# Window express up problem



## STUDLEE (Jul 6, 2011)

installer could have possibly gotten the switch wet...


----------



## scidork (Jun 1, 2011)

If I recall, the owners manual has listed how to reset the express up. Sounds like the position memorized as fully up is actually higher so the window is going, hitting the true top and then backing up as if it is hitting an obstruction (the top of the door)


----------



## Eightbelow (Mar 16, 2011)

scidork said:


> If I recall, the owners manual has listed how to reset the express up. Sounds like the position memorized as fully up is actually higher so the window is going, hitting the true top and then backing up as if it is hitting an obstruction (the top of the door)

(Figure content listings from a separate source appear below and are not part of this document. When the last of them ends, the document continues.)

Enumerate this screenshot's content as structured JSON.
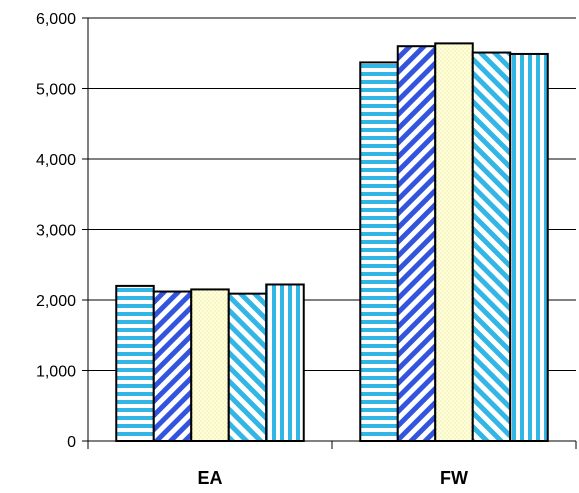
{
  "chart_data": {
    "type": "bar",
    "categories": [
      "EA",
      "FW"
    ],
    "series": [
      {
        "values": [
          2200,
          5370
        ],
        "pattern": "horizontal-stripes",
        "color": "#33b5e5"
      },
      {
        "values": [
          2120,
          5600
        ],
        "pattern": "diagonal-stripes-right",
        "color": "#3355dd"
      },
      {
        "values": [
          2150,
          5640
        ],
        "pattern": "dotted",
        "color": "#ffffcc"
      },
      {
        "values": [
          2090,
          5510
        ],
        "pattern": "diagonal-stripes-left",
        "color": "#33b5e5"
      },
      {
        "values": [
          2220,
          5490
        ],
        "pattern": "vertical-stripes",
        "color": "#33b5e5"
      }
    ],
    "ylim": [
      0,
      6000
    ],
    "yticks": [
      0,
      1000,
      2000,
      3000,
      4000,
      5000,
      6000
    ],
    "ytick_labels": [
      "0",
      "1,000",
      "2,000",
      "3,000",
      "4,000",
      "5,000",
      "6,000"
    ],
    "title": "",
    "xlabel": "",
    "ylabel": "",
    "grid": true
  }
}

I agree, I remember reading that too.


----------



## darkmeth (Jan 18, 2011)

Is the express up option available on all models? I have the LS and thought express down was the only option..


----------



## icey (Jun 17, 2011)

I assume you need to pull the battery to do that? I read in the manual the procedure and tried it without pulling the battery and it didn't work. Before I do that what all am I going to have to reset after I reconnect it?


----------



## scidork (Jun 1, 2011)

You could ring up onstar or call your dealer. The dealer might fix it free (probably not though and may not be worth the hassle).


----------



## cruzeman (Mar 13, 2011)

i noticed my express up doesnt work for a few minutes after reconnecting battery.


----------